Called Cardio-HART™ or CHART, it will provide the GP with substantial assistance that would in essence, do the heavy lifting related to disease diagnosis. By applying AI to this innovation in bio-signal, the diagnostic learning curve is mitigated and the GP has the tool to help them do what they should – effectively diagnose the patient. The retrospective Clinical Study confirms that this the case.
AI assistance provides the GP with effective assistance at the point-of-care, where patients expect it.
In a secondary benefit, AI assistance can be just as beneficial for the ORC. At the halfway mark in the study, when comparing ECG only with CHART, ORC’s revised their diagnosis in 17% of the cases. They also expressed higher diagnostic confidence in 67% of their cases, because there was better medical justification. The only exception was in purely ECG detectable diseases, where there was no difference, as would be expected.

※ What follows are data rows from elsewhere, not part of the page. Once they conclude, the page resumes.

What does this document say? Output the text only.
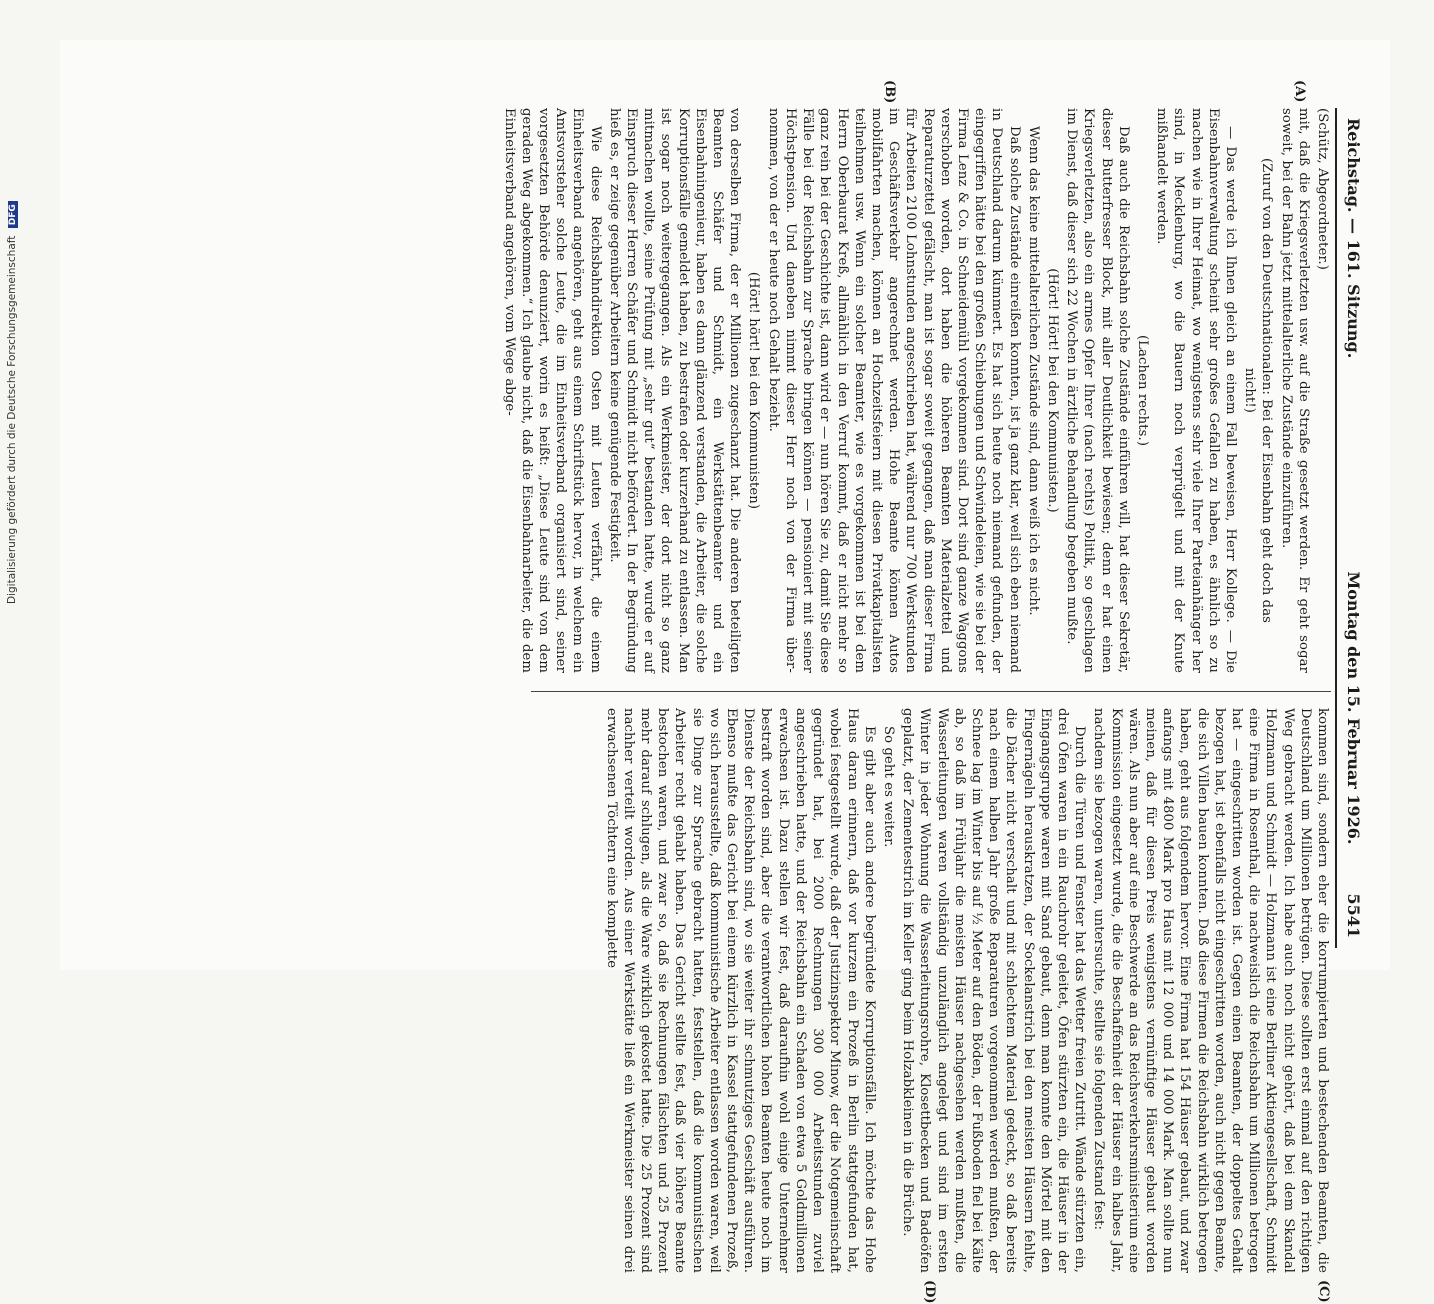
Reichstag. — 161. Sitzung.
Montag den 15. Februar 1926.
5541
(A)
(B)
(C)
(D)

(Schütz, Abgeordneter.)

mit, daß die Kriegsverletzten usw. auf die Straße gesetzt werden. Er geht sogar soweit, bei der Bahn jetzt mittelalterliche Zustände einzuführen.

(Zuruf von den Deutschnationalen: Bei der Eisenbahn geht doch das nicht!)

— Das werde ich Ihnen gleich an einem Fall beweisen, Herr Kollege. — Die Eisenbahnverwaltung scheint sehr großes Gefallen zu haben, es ähnlich so zu machen wie in Ihrer Heimat, wo wenigstens sehr viele Ihrer Parteianhänger her sind, in Mecklenburg, wo die Bauern noch verprügelt und mit der Knute mißhandelt werden.

(Lachen rechts.)

Daß auch die Reichsbahn solche Zustände einführen will, hat dieser Sekretär, dieser Butterfresser Block, mit aller Deutlichkeit bewiesen; denn er hat einen Kriegsverletzten, also ein armes Opfer Ihrer (nach rechts) Politik, so geschlagen im Dienst, daß dieser sich 22 Wochen in ärztliche Behandlung begeben mußte.

(Hört! Hört! bei den Kommunisten.)

Wenn das keine mittelalterlichen Zustände sind, dann weiß ich es nicht.

Daß solche Zustände einreißen konnten, ist ja ganz klar, weil sich eben niemand in Deutschland darum kümmert. Es hat sich heute noch niemand gefunden, der eingegriffen hätte bei den großen Schiebungen und Schwindeleien, wie sie bei der Firma Lenz & Co. in Schneidemühl vorgekommen sind. Dort sind ganze Waggons verschoben worden, dort haben die höheren Beamten Materialzettel und Reparaturzettel gefälscht, man ist sogar soweit gegangen, daß man dieser Firma für Arbeiten 2100 Lohnstunden angeschrieben hat, während nur 700 Werkstunden im Geschäftsverkehr angerechnet werden. Hohe Beamte können Autos mobilfahrten machen, können an Hochzeitsfeiern mit diesen Privatkapitalisten teilnehmen usw. Wenn ein solcher Beamter, wie es vorgekommen ist bei dem Herrn Oberbaurat Kreß, allmählich in den Verruf kommt, daß er nicht mehr so ganz rein bei der Geschichte ist, dann wird er — nun hören Sie zu, damit Sie diese Fälle bei der Reichsbahn zur Sprache bringen können — pensioniert mit seiner Höchstpension. Und daneben nimmt dieser Herr noch von der Firma über-nommen, von der er heute noch Gehalt bezieht.

(Hört! hört! bei den Kommunisten)

von derselben Firma, der er Millionen zugeschanzt hat. Die anderen beteiligten Beamten Schäfer und Schmidt, ein Werkstättenbeamter und ein Eisenbahningenieur, haben es dann glänzend verstanden, die Arbeiter, die solche Korruptionsfälle gemeldet haben, zu bestrafen oder kurzerhand zu entlassen. Man ist sogar noch weitergegangen. Als ein Werkmeister, der dort nicht so ganz mitmachen wollte, seine Prüfung mit „sehr gut“ bestanden hatte, wurde er auf Einspruch dieser Herren Schäfer und Schmidt nicht befördert. In der Begründung hieß es, er zeige gegenüber Arbeitern keine genügende Festigkeit.

Wie diese Reichsbahndirektion Osten mit Leuten verfährt, die einem Einheitsverband angehören, geht aus einem Schriftstück hervor, in welchem ein Amtsvorsteher solche Leute, die im Einheitsverband organisiert sind, seiner vorgesetzten Behörde denunziert, worin es heißt: „Diese Leute sind von dem geraden Weg abgekommen.“ Ich glaube nicht, daß die Eisenbahnarbeiter, die dem Einheitsverband angehören, vom Wege abge-

kommen sind, sondern eher die korrumpierten und bestechenden Beamten, die Deutschland um Millionen betrügen. Diese sollten erst einmal auf den richtigen Weg gebracht werden. Ich habe auch noch nicht gehört, daß bei dem Skandal Holzmann und Schmidt — Holzmann ist eine Berliner Aktiengesellschaft, Schmidt eine Firma in Rosenthal, die nachweislich die Reichsbahn um Millionen betrogen hat — eingeschritten worden ist. Gegen einen Beamten, der doppeltes Gehalt bezogen hat, ist ebenfalls nicht eingeschritten worden, auch nicht gegen Beamte, die sich Villen bauen konnten. Daß diese Firmen die Reichsbahn wirklich betrogen haben, geht aus folgendem hervor. Eine Firma hat 154 Häuser gebaut, und zwar anfangs mit 4800 Mark pro Haus mit 12 000 und 14 000 Mark. Man sollte nun meinen, daß für diesen Preis wenigstens vernünftige Häuser gebaut worden wären. Als nun aber auf eine Beschwerde an das Reichsverkehrsministerium eine Kommission eingesetzt wurde, die die Beschaffenheit der Häuser ein halbes Jahr, nachdem sie bezogen waren, untersuchte, stellte sie folgenden Zustand fest:

Durch die Türen und Fenster hat das Wetter freien Zutritt. Wände stürzten ein, drei Öfen waren in ein Rauchrohr geleitet, Öfen stürzten ein, die Häuser in der Eingangsgruppe waren mit Sand gebaut, denn man konnte den Mörtel mit den Fingernägeln herauskratzen, der Sockelanstrich bei den meisten Häusern fehlte, die Dächer nicht verschalt und mit schlechtem Material gedeckt, so daß bereits nach einem halben Jahr große Reparaturen vorgenommen werden mußten, der Schnee lag im Winter bis auf ½ Meter auf den Böden, der Fußboden fiel bei Kälte ab, so daß im Frühjahr die meisten Häuser nachgesehen werden mußten, die Wasserleitungen waren vollständig unzulänglich angelegt und sind im ersten Winter in jeder Wohnung die Wasserleitungsrohre, Klosettbecken und Badeöfen geplatzt, der Zementestrich im Keller ging beim Holzabkleinen in die Brüche.

So geht es weiter.

Es gibt aber auch andere begründete Korruptionsfälle. Ich möchte das Hohe Haus daran erinnern, daß vor kurzem ein Prozeß in Berlin stattgefunden hat, wobei festgestellt wurde, daß der Justizinspektor Minow, der die Notgemeinschaft gegründet hat, bei 2000 Rechnungen 300 000 Arbeitsstunden zuviel angeschrieben hatte, und der Reichsbahn ein Schaden von etwa 5 Goldmillionen erwachsen ist. Dazu stellen wir fest, daß daraufhin wohl einige Unternehmer bestraft worden sind, aber die verantwortlichen hohen Beamten heute noch im Dienste der Reichsbahn sind, wo sie weiter ihr schmutziges Geschäft ausführen. Ebenso mußte das Gericht bei einem kürzlich in Kassel stattgefundenen Prozeß, wo sich herausstellte, daß kommunistische Arbeiter entlassen worden waren, weil sie Dinge zur Sprache gebracht hatten, feststellen, daß die kommunistischen Arbeiter recht gehabt haben. Das Gericht stellte fest, daß vier höhere Beamte bestochen waren, und zwar so, daß sie Rechnungen fälschten und 25 Prozent mehr darauf schlugen, als die Ware wirklich gekostet hatte. Die 25 Prozent sind nachher verteilt worden. Aus einer Werkstätte ließ ein Werkmeister seinen drei erwachsenen Töchtern eine komplette

Digitalisierung gefördert durch die Deutsche Forschungsgemeinschaft DFG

In this study, GPs were paired such that one reviewed one of two tests, the ECG test results and the CHART test results for the same patient. At the ½ point in the study, the results show that the when relying only on ECG, the GP’s tended to refer a patient to the cardiologist 33% more often than when compared to the CHART reading physician for the same patient. They claimed that there were two reasons for these results. First, they were generally more unsure when viewing the ECG only results, and second, but related, they were more sure after seeing the patient's CHART results, because CHART provided more complete medical information leading to higher confidence in their diagnosis. These results were consistent for both FP and FN results, even when compared to those of the ORC results.
After Primary Care, each participant received an Echo examination to validate the initial diagnosis. This was then followed-up, by a consensus phase, when 3 independent cardiologists reviewed the ECHO to determine the ground truth. This ensured that the actual FP and FN could be truly identified.
AI assistance to the GP when combined with the right bio-signal technology, is clearly leading to better patient outcomes in Primary Care.
As this prospective clinical study continues, it is clear that AI on its own is not a sufficiently effective assistant – AI needs to be combined with the right type of diagnostic technologies.
In this study, AI did not replace the GPs or the ORC but instead helped “up” their game. The assistance provided by the AI, especially through CHART, greatly improved the diagnostic outcomes for all patients but particularly in the small cities and towns where the most junior physicians were located. This front-line use of AI to provide GPs in Primary Care diagnostic assistance is clearly leading to better patient outcomes.
[1] The Glasgow Algorithm is an ECG algorithm developed by the University of Glasgow and is one of the best and most prevalent algorithms licensed for use in many ECG devices, since the mid-1980s.